Loss function coming from a PDE

Hello,

I’m trying to train a PINN and I’m computing the physics loss using FEniCS so I am having to detach a torch tensor and then I have to provide an implementation of the gradient. When I train the loss stays constant after each epoch, it doesnt increase or decrease. This probably means that the gradient of the loss that torch is obtaining is zero. I would appreciate some help figuring out what I’m doing wrong as well as any suggestions on the best practice for training PINNs this way.

Here is the implementation that I’m using:

This is the autograd subclass that Im using:

class PDE_Loss(torch.autograd.Function):
    def __init__(self):
        super(PDE_Loss, self).__init__()
    #p_dofs: this is the output of the neural net
    #A_matrix_params: this is the input to the neural net
    #formulation is a class that computes the necessary vectors and matrices using 
     #FEniCS
    @staticmethod
    def forward(
        ctx,
        p_dofs: torch.tensor,
        A_matrix_params: torch.tensor,
        lossfun: torch.nn.Module,
        formulation: Dg.Darcy_primal_formulation,
        f: torch.tensor,
    ) -> torch.tensor:
        result = lossfun(
            torch.matmul(
                torch.from_numpy(
                    formulation.assemble_linear_system(A_matrix_params.detach().numpy())
                ),
                p_dofs,
            ),
            f,
        )
        ctx.formulation = formulation
        ctx.lossfun = lossfun
        ctx.save_for_backward(
            p_dofs,
            A_matrix_params,
            f,
            result,
        )
        # print(f"{result=}")
        return result
     #Gradient is estimated using finite differences
    @staticmethod
    def backward(ctx, grad_output):
        eps = 1e-8
        (
            p_dofs,
            A_matrix_params,
            f,
            forward_res,
        ) = ctx.saved_tensors

        formulation = ctx.formulation
        lossfun = ctx.lossfun

        grad = []

        for i in range(3):
            A_matrix_params_eps_away = A_matrix_params.clone()
            A_matrix_params_eps_away[i] += eps

            result_eps_away = lossfun(
                torch.matmul(
                    torch.from_numpy(
                        formulation.assemble_linear_system(
                            A_matrix_params_eps_away.numpy()
                        )
                    ),
                    p_dofs,
                ),
                f,
            )
            grad.append(((result_eps_away - forward_res) / eps) * grad_output)
        return None, torch.tensor(np.array(grad)), None, None, None

Hi Sebastian!

In principle you should be able to make this approach work.

My first suggestion would be to test your gradient implementation with
a single forward pass / backward pass (rather than observing that your
training doesn’t work and trying to deduce that you’re getting a zero
gradient).
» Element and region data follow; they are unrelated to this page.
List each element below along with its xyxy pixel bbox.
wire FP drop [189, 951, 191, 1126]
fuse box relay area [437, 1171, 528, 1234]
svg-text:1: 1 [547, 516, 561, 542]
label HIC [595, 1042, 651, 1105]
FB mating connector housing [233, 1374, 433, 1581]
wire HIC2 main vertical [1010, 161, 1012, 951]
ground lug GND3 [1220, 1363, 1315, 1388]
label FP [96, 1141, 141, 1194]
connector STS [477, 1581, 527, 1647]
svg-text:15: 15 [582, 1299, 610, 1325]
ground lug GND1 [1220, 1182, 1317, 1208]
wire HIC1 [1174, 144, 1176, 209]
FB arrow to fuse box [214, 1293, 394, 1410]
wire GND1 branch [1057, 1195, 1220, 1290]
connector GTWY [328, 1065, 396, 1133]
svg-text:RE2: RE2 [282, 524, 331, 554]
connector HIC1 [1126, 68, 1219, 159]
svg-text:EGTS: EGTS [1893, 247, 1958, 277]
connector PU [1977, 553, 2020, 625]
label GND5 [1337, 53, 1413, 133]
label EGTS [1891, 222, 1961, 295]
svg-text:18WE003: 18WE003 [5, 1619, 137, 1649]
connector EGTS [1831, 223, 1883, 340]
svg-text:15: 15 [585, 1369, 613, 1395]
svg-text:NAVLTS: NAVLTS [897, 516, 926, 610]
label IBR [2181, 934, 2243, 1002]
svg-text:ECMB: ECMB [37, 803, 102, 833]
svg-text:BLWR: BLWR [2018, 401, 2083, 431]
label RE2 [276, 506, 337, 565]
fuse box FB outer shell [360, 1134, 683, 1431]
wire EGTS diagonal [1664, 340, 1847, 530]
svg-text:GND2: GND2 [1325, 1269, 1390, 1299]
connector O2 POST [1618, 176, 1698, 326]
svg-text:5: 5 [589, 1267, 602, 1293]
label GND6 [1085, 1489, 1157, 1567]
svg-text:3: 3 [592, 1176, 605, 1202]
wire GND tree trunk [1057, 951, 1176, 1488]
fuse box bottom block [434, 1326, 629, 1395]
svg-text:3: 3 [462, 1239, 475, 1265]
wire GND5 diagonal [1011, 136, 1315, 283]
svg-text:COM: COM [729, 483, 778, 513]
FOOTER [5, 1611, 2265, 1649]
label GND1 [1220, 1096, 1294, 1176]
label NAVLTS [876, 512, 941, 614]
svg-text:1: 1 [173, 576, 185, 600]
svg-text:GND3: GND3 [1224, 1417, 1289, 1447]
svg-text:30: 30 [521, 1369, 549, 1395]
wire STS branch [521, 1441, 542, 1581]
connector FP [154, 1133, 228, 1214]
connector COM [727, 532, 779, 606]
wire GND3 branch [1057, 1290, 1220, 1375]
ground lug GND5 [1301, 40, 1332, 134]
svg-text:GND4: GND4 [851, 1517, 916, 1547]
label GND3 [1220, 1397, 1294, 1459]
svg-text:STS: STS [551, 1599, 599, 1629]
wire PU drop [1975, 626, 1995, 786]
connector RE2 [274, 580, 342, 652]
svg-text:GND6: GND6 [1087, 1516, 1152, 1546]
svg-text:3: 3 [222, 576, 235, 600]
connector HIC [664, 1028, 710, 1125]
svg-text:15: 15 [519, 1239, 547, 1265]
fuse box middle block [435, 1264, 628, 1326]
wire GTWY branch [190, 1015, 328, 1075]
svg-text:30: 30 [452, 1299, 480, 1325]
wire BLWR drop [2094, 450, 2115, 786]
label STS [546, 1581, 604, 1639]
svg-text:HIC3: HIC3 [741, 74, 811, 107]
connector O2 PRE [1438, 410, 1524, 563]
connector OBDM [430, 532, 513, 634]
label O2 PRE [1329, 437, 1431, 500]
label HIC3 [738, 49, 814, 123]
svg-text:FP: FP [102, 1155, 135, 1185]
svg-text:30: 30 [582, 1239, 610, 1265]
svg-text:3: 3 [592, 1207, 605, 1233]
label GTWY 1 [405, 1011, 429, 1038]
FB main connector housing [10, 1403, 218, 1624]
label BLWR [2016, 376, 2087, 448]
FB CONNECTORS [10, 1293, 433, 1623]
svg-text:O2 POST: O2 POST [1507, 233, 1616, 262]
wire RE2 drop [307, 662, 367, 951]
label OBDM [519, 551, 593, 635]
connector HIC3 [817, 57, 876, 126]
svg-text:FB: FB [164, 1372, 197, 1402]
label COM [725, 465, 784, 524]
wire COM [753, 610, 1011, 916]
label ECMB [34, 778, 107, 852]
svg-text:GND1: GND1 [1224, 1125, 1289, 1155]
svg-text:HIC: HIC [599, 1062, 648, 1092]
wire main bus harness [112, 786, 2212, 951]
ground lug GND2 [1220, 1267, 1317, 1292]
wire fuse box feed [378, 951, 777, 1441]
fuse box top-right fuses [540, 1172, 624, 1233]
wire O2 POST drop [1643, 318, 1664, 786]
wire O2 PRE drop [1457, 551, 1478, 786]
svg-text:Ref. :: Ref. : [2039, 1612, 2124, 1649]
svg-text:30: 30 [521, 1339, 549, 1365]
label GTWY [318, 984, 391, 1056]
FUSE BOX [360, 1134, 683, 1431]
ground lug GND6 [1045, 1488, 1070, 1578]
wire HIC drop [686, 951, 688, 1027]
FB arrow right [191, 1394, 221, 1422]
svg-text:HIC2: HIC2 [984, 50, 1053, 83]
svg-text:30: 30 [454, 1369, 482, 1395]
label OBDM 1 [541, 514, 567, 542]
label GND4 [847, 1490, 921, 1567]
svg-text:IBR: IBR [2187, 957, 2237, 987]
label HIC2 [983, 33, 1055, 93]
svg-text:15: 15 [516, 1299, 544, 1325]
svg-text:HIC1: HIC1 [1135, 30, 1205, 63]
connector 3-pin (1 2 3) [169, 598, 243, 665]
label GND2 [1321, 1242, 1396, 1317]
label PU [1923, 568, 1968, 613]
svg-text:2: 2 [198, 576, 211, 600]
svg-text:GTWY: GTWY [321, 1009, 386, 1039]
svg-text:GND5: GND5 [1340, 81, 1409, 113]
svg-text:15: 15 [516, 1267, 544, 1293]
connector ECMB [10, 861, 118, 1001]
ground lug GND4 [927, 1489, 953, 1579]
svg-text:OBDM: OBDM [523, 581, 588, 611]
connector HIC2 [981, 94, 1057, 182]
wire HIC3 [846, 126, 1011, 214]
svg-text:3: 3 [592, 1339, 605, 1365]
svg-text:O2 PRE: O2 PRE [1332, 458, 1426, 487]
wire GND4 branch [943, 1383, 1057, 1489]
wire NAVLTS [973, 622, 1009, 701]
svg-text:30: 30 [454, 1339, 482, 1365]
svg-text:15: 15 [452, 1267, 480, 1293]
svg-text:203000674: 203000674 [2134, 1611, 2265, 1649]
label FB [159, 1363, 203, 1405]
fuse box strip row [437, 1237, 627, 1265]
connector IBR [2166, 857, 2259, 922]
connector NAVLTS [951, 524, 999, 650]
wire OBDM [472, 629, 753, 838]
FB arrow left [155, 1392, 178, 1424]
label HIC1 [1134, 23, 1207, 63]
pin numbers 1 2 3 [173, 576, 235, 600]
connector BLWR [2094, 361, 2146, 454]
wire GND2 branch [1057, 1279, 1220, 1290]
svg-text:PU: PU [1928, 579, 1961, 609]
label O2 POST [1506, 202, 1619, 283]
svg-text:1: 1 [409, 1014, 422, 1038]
Take a simple test case for which you are comfortable that
you can reliably compute the gradient with some independent method,
say analytically or with an independent numerical computation.

Does your backward() method (as called by running a forward pass
followed by a backward pass) reproduce the known gradient for your
test case? Does it incorrectly return zero?

Note that your eps = 1e-8 is at or below the edge of single-precision
round-off error so that A_matrix_params_eps_away[i] += eps may
end up being numerically equal to A_matrix_params, which would
give you zero for your finite-difference estimate of the gradient.

If you can find an analytic or semi-analytic formula for the gradient, you
will almost certainly be better off using that than numerical differentiation.
If you have to use numerical (finite-difference) differentiation, it should
be possible to make it work adequately well, although such computations
can be nuanced and rather tricky.

Start by making eps bigger than 1e-8. You might consider performing
the numerical differentiation in double precision if doing so is compatible
with your PDE solver.

In general, if you make eps too big, your finite-difference estimate will
become polluted with higher-order terms. If you make it too small, your
estimate will become noisy due to round-off error, and at some point
eps will, so to speak, round down to zero. I would suggest that you
take a selection of “typical” use cases and try to empirically determine
a reasonable value for eps.

You might also look for an existing numerical-differentiation package.
A good one will likely give you more robust results than something you
write yourself. However, such a package will also tend to be a bit tricky
to use – you will probably have to provide it some sort of “control
parameters” that, in effect, give it some guidance as to how large it
should make its internal equivalent of eps.

Good luck!

K. Frank